In contrast, PurpleAir sensors, which we introduced in Chapter 3, sell for about $250 and can be easily installed at home. With the lower price point, thousands of people across the US have purchased these sensors for personal use. The sensors can connect to a home WiFi network so that air quality can be easily monitored, and they can report data back to PurpleAir. In 2020, thousands of owners of PurpleAir sensors made their sensors’ measurements publicly available. Compared to the AQS sensors, PurpleAir sensors are timelier. They report measurements every two minutes rather than every hour. Since there are more deployed PurpleAir sensors, more people live close enough to a sensor to make use of the data. However, PurpleAir sensors are less accurate. To make the sensors affordable, PurpleAir uses a simpler method to count particles in the air. This means that PurpleAir measurements can report that air quality is worse than it really is (see Josh Hug’s blog post). In essence, PurpleAir sensors tend to be timely but less accurate.

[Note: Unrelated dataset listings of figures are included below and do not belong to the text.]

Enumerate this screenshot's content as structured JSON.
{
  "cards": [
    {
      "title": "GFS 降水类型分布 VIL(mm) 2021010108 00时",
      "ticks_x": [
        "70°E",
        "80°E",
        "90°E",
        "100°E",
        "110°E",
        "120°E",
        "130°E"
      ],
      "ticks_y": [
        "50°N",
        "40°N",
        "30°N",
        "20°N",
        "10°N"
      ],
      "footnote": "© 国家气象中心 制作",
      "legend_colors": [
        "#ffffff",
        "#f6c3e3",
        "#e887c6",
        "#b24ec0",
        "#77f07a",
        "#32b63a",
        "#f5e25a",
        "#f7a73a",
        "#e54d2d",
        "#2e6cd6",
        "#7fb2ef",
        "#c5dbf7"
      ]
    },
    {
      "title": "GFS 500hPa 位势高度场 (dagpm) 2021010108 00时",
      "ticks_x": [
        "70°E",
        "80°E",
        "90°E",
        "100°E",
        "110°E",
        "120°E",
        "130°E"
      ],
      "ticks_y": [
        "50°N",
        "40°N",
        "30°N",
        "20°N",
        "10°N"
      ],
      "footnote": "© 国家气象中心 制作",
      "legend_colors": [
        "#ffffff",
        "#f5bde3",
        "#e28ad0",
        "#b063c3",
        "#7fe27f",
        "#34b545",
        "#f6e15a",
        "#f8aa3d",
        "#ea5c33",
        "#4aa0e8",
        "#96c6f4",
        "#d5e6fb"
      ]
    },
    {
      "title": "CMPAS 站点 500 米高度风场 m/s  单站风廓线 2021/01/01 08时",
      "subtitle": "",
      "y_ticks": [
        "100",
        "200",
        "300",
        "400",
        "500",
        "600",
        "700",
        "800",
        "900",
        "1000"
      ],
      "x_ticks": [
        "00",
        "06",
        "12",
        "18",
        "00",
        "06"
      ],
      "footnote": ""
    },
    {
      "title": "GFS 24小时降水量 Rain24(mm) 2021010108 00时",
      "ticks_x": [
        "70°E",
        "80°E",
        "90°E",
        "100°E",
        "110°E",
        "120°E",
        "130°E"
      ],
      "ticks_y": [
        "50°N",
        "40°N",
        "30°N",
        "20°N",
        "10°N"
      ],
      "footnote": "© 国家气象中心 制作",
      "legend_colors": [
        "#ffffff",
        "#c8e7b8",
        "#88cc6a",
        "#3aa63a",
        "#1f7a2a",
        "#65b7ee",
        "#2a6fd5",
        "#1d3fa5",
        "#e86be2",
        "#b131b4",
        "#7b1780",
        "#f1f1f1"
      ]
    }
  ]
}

In this chapter, we plan to use the AQS sensor measurements to improve the PurpleAir measurements. It’s a big task, and we follow the analysis first developed by Karoline Barkjohn, Brett Gantt, and Andrea Clements from the US Environmental Protection Agency. Barkjohn and group’s work was so successful that, as of this writing, the official US government maps, like the AirNow Fire and Smoke map, include both AQS and PurpleAir sensors and apply Barkjohn’s correction to the PurpleAir data.

Our work follows the data science lifecycle, beginning with considering the question and the scope of the available data. Much of our effort is spent cleaning and wrangling the data into shape for analysis, but we also carry out an exploratory data analysis and build a model for generalization. We begin by considering the question and the design and scope of the data.